Villani a choisi de communiquer sa passion pour la recherche
et les mathématiques à travers la présentation de l’œuvre
d’Henri Poincaré, dont on célèbre cette année le centenaire
de la mort. À la question « Comment réfléchit un mathématicien ? », Poincaré répondait : « La pensée n’est qu’un éclair
au milieu d’une nuit ; mais c’est cet éclair qui est tout ».
Villani ajoute que le monde est comme un océan rempli de
grands mystères, avec quelques îlots de connaissances qui
permettent de faire progresser les technologies.
Dans l’ouvrage Science et Méthode, Poincaré illustre le rôle
de l’intuition dans le raisonnement mathématique par
l’épisode célèbre du marchepied. Dans cet exemple personnel,
il montre comment un long et ardu travail, qui pourrait se
révéler stérile, peut avancer grâce à une découverte survenant
fortuitement au cours d’une illumination soudaine. Villani
affirme également que, bien qu’un raisonnement mathématique soit parfaitement vérifiable, car fait d’étapes simples
qui s’enchaînent logiquement les unes après les autres, le
cerveau humain, donc celui d’un mathématicien aussi, a
besoin de comprendre en terme d’idées, d’images, d’analogies,
d’émotions, de rapports et de relations.
Henri Poincaré, meilleur mathématicien de son époque,
personnage public et homme très cultivé, était aussi un être
humain sujet à des erreurs. Son erreur la plus célèbre et
la plus glorieuse est celle qui concerne le mouvement des
astres et la stabilité du système solaire. Le problème posé
à l’époque était de savoir si les petites perturbations intrinsèques au mouvement des planètes pourraient, un jour,
provoquer une collision entre des planètes, ou si une main
divine empêche cela, comme l’affirmait Newton. Laplace,
Lagrange et Gauss avaient prouvé que le système solaire restera
stable pendant au moins un million d’années, mais le
mathématicien veut toujours aller plus loin.
En 1889, lors d’un concours lancé par le roi Oscar II de
Suède, Poincaré montre dans un premier temps qu’un
système très simple, formé de trois corps dont un de masse
presque nulle, est un système stable et, grâce à ce mémoire, il
reçoit le prix du concours. Mais, à la publication de l’article
dans la revue scientifique Acta Mathematica, le mathématicien
relecteur trouve des erreurs dans le raisonnement de Poincaré.
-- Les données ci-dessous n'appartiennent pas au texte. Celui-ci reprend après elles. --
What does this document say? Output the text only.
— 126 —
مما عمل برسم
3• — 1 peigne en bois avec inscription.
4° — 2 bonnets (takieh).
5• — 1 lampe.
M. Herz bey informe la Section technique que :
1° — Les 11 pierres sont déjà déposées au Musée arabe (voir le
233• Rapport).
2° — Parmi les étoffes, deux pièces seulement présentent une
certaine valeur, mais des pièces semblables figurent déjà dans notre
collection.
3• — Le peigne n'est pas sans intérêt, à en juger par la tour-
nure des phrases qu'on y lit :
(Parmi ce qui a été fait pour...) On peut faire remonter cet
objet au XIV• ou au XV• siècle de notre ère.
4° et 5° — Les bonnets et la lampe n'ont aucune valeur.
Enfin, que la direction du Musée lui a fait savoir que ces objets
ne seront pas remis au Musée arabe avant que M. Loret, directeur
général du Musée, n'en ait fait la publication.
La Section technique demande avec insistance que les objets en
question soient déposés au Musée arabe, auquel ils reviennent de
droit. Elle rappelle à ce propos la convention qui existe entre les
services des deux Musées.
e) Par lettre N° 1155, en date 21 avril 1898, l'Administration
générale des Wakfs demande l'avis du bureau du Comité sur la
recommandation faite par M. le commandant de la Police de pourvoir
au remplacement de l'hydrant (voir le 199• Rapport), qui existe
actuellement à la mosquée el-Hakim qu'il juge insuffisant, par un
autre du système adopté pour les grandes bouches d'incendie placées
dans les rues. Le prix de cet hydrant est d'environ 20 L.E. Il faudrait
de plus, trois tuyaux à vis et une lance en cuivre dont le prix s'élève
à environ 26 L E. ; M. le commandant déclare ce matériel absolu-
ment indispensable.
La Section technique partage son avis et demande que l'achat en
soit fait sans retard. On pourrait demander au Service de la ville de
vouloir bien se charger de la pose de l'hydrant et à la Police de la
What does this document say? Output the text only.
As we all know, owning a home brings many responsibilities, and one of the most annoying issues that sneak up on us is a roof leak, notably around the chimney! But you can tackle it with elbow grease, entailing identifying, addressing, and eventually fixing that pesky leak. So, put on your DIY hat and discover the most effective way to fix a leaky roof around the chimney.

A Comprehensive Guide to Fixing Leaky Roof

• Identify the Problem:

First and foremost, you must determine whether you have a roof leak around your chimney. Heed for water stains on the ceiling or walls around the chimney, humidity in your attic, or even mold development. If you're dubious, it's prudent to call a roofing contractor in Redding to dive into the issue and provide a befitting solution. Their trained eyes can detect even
Afin de compléter sa démonstration parfois intuitive, Poincaré
retravaille sur le problème et il découvre une erreur de taille
qui fait s’effondrer tout son raisonnement, conduisant à une
conclusion à l’opposé de sa première affirmation : Poincaré
met en évidence un mécanisme d’instabilité du système
solaire, avec des trajectoires imprédictibles sur des grands
temps, à cause de toutes petites erreurs sur la condition initiale. Ce sera la naissance de la théorie du chaos, très populaire quand on pense à « l’effet papillon », et la naissance
de la théorie des systèmes dynamiques, champ dans lequel
travaillent encore des centaines de scientifiques à travers le
monde.
Une belle illustration de la vision de la recherche que Cédric
Villani propose dans son livre, Théorème vivant 1 : « Le cycle
de la recherche mathématique est comme un tunnel noir
qui caractérise le début d’un projet de recherche ; après le
noir vient une petite lueur fragile et puis, si tout va bien, on
démêle le fil et c’est l’arrivée au grand jour. Souvent cette
phase survient d’un seul coup, mais parfois c’est une autre
histoire… ».
Retrouvez cette conférence sur le site lille1tv.univ-lille1.fr.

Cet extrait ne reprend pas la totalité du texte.